At first, he didn’t want to go. “Man, I ain’t goin’ up to California. … They tell me them people bad over there,” Clifton Chenier told African American recordman J.R. Fullbright in 1954. The Los Angeles-based entrepreneur had financed the bandleader’s first recording session at an AM radio station in Lake Charles, Louisiana, and Fullbright urged Chenier to move up to the big time. Years later, Chenier remembered the independent record label head telling him, “You play too much accordion to be up in them lil’ ol’ swampy place like this.” But the future self-proclaimed “King of Zydeco” was not sure he wanted to travel to the West Coast to record.When he did, the floodgates opened.
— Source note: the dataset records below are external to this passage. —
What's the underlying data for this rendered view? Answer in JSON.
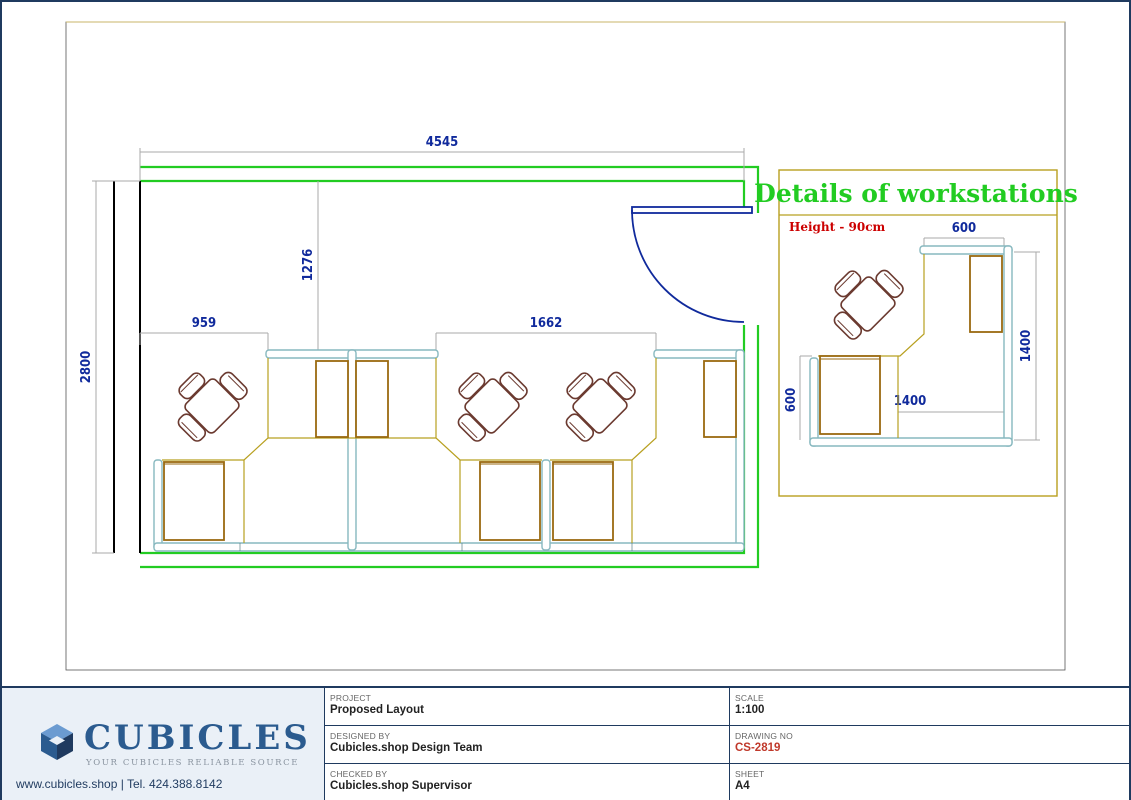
{
  "plan": {
    "dim_total_width": "4545",
    "dim_total_height": "2800",
    "dim_to_desks": "1276",
    "dim_left_desk": "959",
    "dim_mid_desk": "1662"
  },
  "detail": {
    "title": "Details of workstations",
    "height_note": "Height - 90cm",
    "dim_top": "600",
    "dim_right": "1400",
    "dim_bottom": "1400",
    "dim_left": "600"
  },
  "titleblock": {
    "brand_name": "CUBICLES",
    "brand_tagline": "YOUR CUBICLES RELIABLE SOURCE",
    "brand_contact": "www.cubicles.shop  |  Tel. 424.388.8142",
    "project_label": "PROJECT",
    "project_value": "Proposed Layout",
    "scale_label": "SCALE",
    "scale_value": "1:100",
    "designed_label": "DESIGNED BY",
    "designed_value": "Cubicles.shop Design Team",
    "drawing_label": "DRAWING NO",
    "drawing_value": "CS-2819",
    "checked_label": "CHECKED BY",
    "checked_value": "Cubicles.shop Supervisor",
    "sheet_label": "SHEET",
    "sheet_value": "A4"
  },
  "colors": {
    "wall": "#22cc22",
    "dimension": "#102a9c",
    "partition": "#87b8bf",
    "desk": "#9a6a10",
    "chair": "#6b3a30",
    "detail_title": "#22cc22",
    "height_note": "#cc0000",
    "frame": "#1f3a5f"
  }
}
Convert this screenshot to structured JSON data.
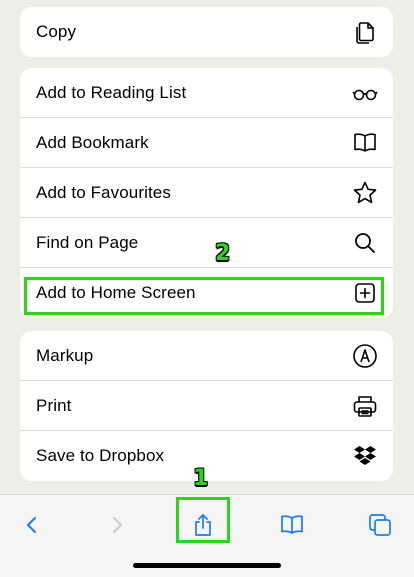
{
  "menu": {
    "group1": [
      {
        "label": "Copy",
        "icon": "copy-icon"
      }
    ],
    "group2": [
      {
        "label": "Add to Reading List",
        "icon": "glasses-icon"
      },
      {
        "label": "Add Bookmark",
        "icon": "book-icon"
      },
      {
        "label": "Add to Favourites",
        "icon": "star-icon"
      },
      {
        "label": "Find on Page",
        "icon": "search-icon"
      },
      {
        "label": "Add to Home Screen",
        "icon": "plus-square-icon"
      }
    ],
    "group3": [
      {
        "label": "Markup",
        "icon": "markup-icon"
      },
      {
        "label": "Print",
        "icon": "printer-icon"
      },
      {
        "label": "Save to Dropbox",
        "icon": "dropbox-icon"
      }
    ]
  },
  "annotations": {
    "step1": "1",
    "step2": "2",
    "highlight_color": "#2bd51b"
  },
  "toolbar": {
    "items": [
      "back-icon",
      "forward-icon",
      "share-icon",
      "bookmarks-icon",
      "tabs-icon"
    ],
    "accent_color": "#1a7cf4"
  }
}
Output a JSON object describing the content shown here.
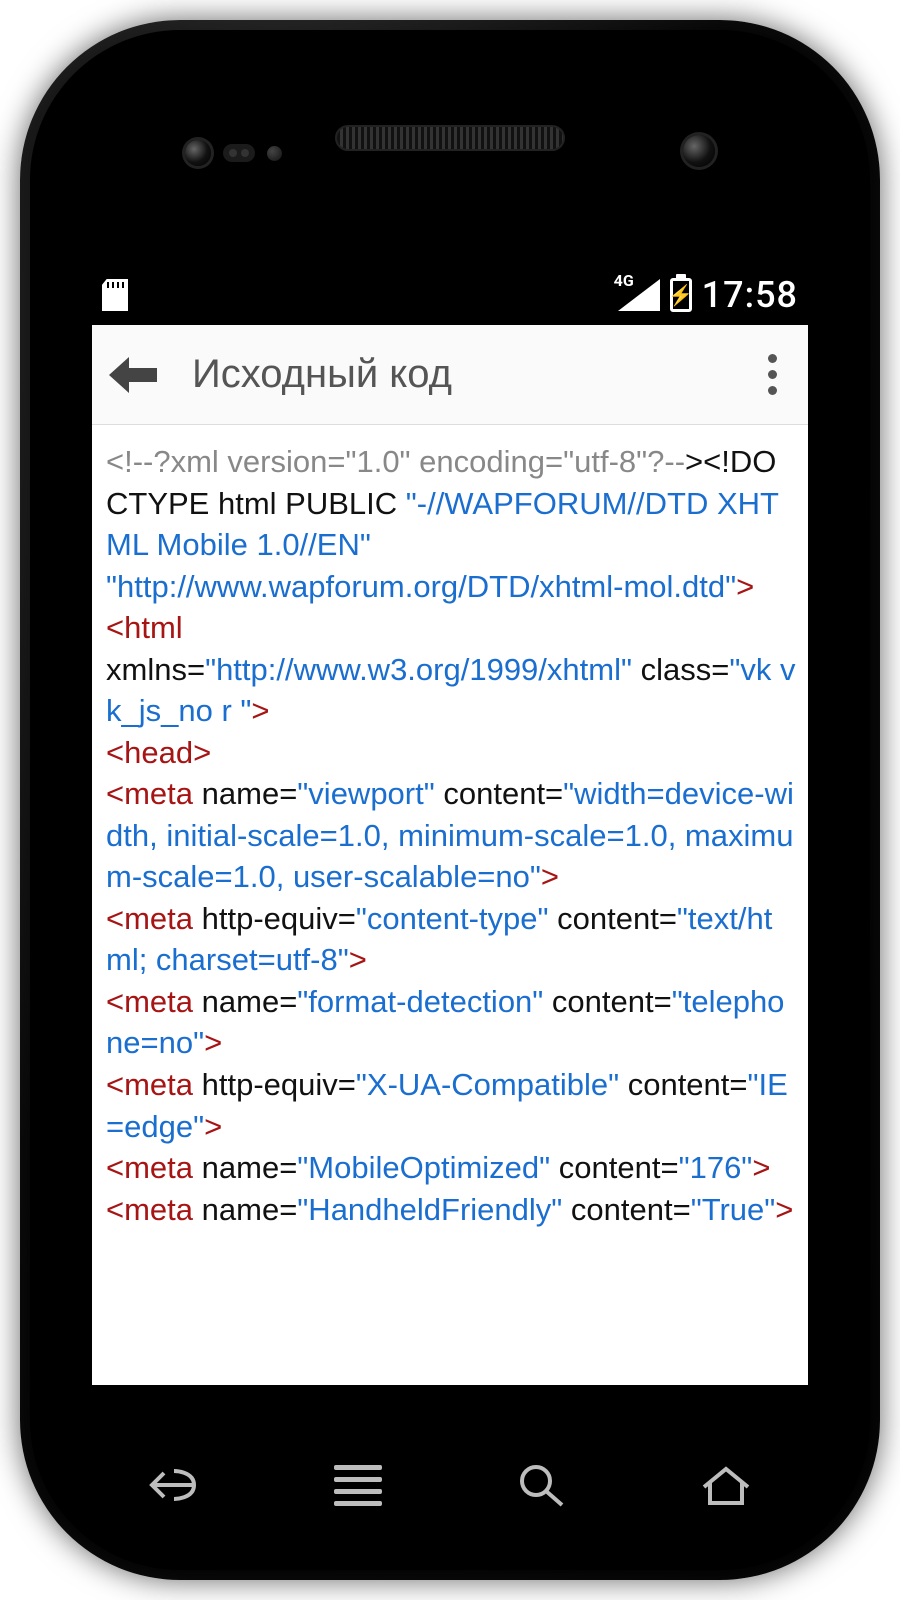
{
  "statusbar": {
    "network_label": "4G",
    "time": "17:58"
  },
  "appbar": {
    "title": "Исходный код"
  },
  "code": {
    "p1_comment": "<!--?xml version=\"1.0\" encoding=\"utf-8\"?--",
    "p1_black": "><!DOCTYPE html PUBLIC ",
    "p1_link1": "\"-//WAPFORUM//DTD XHTML Mobile 1.0//EN\"",
    "p1_link2": "\"http://www.wapforum.org/DTD/xhtml-mol.dtd\"",
    "gt": ">",
    "html_open": "<html",
    "html_xmlns_attr": " xmlns=",
    "html_xmlns_val": "\"http://www.w3.org/1999/xhtml\"",
    "html_class_attr": " class=",
    "html_class_val": "\"vk vk_js_no r \"",
    "head_open": " <head>",
    "m1_tag": "  <meta",
    "m1_name_attr": " name=",
    "m1_name_val": "\"viewport\"",
    "m1_content_attr": " content=",
    "m1_content_val": "\"width=device-width, initial-scale=1.0, minimum-scale=1.0, maximum-scale=1.0, user-scalable=no\"",
    "m2_tag": "  <meta",
    "m2_eq_attr": " http-equiv=",
    "m2_eq_val": "\"content-type\"",
    "m2_content_attr": " content=",
    "m2_content_val": "\"text/html; charset=utf-8\"",
    "m3_tag": "  <meta",
    "m3_name_attr": " name=",
    "m3_name_val": "\"format-detection\"",
    "m3_content_attr": " content=",
    "m3_content_val": "\"telephone=no\"",
    "m4_tag": "  <meta",
    "m4_eq_attr": " http-equiv=",
    "m4_eq_val": "\"X-UA-Compatible\"",
    "m4_content_attr": " content=",
    "m4_content_val": "\"IE=edge\"",
    "m5_tag": "  <meta",
    "m5_name_attr": " name=",
    "m5_name_val": "\"MobileOptimized\"",
    "m5_content_attr": " content=",
    "m5_content_val": "\"176\"",
    "m6_tag": "  <meta",
    "m6_name_attr": " name=",
    "m6_name_val": "\"HandheldFriendly\"",
    "m6_content_attr": " content=",
    "m6_content_val": "\"True\""
  }
}
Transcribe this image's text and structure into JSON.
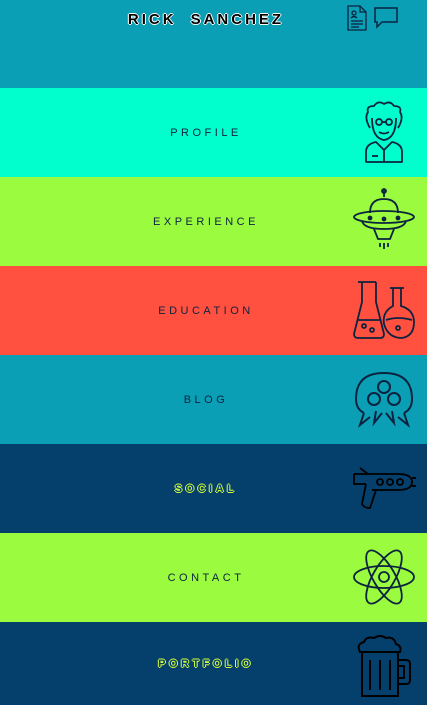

From L-a. to L.-A. and far beyond, the French-speaking Creole accordionist spent the next 33 years blazing a trial from the rural dancehalls of St. Landry Parish to international stages and the White House. Along the way, the man who journeyed from sharecropper to worldwide recognition has been awarded two Grammys, including one for lifetime achievement, and his Bogalusa Boogie album has been honored with inclusion in the Grammy Hall of Fame.“This man took this music, he introduced it in Europe, he introduced this music everywhere,” longtime Chenier collaborator and tenor saxophonist John Hart said. “And anywhere on this globe that you can walk, you call the gentlemen’s name, Clifton Chenier, people know about him. He made it possible that accordion players went abroad. And some of ‘em excelled, very fluent, with this zydeco thing.”
Chenier is now synonymous with the genre he crystallized, but it’s easy to imagine his initial reluctance to cross the country for a better shot at the mainstream. And when he and his bandmates packed themselves into an un-air-conditioned car pulling a humble gear trailer, the musical pioneers were likely unaware that they were embarking on one of the most significant journeys in the history of American roots music.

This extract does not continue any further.